The study also found that the advice given varied across England because NHS Direct workers used different computer guides according to where they were based.
As part of the study, the researchers also visited NHS Direct walk-in centres and consulted the NHS Direct Online website and the 'NHS Direct healthcare guide' book. The panel found that the service provided through these alternative sources of NHS Direct advice could also be improved.
Commenting on the survey, the principal researcher (Ms Sally Williams) said that NHS Direct should take a close look at the way it dealt with calls about repeat prescriptions to make sure that potential emergencies did not slip through the net.
A Department of Health spokeswoman said that the way calls about repeat prescriptions were handled would be reviewed in the light of the report. But she suggested that the investigation had major flaws, including an inadequate sample size. NHS Direct had advised more than three million callers, with a high level of caller satisfaction, she said, and it had often proved a lifesaver.

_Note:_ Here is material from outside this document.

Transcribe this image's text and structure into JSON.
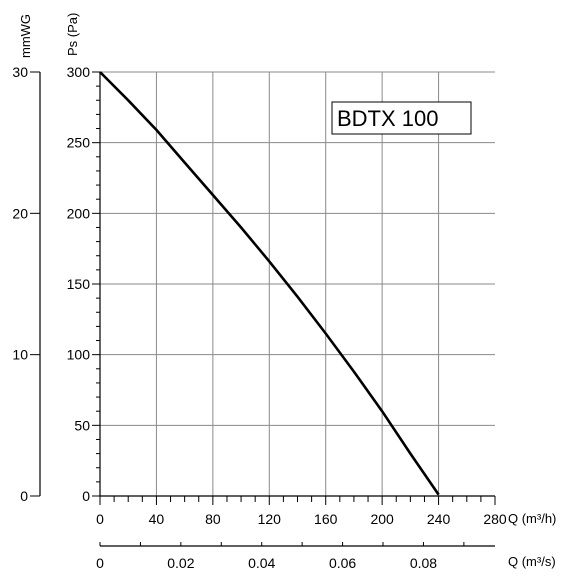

According to Dr Steve George, director of the University of Southampton health care research unit, who helped develop guidance for NHS Direct nurses, the study was poorly designed and the report is sensationalist in its writing. He said that subjecting a group of people to simulated patients over the telephone would always result in variations. The research was trying to compare NHS Direct with "a mythical gold standard that doesn't exist".
The Health Which? findings conflict with those of a team led by Dr George early in the development of NHS Direct. In a three-year randomised controlled trial of a nurse-run service, the team found it to be at least as safe and effective for patients as a normal GP out-of-hours service, with no increase in deaths and fewer emergency hospital admissions (BMJ, October 17, 1998, p1054). It also improved patients' access to out-of-hours care and greatly cut the number of visits patients had to make to surgeries.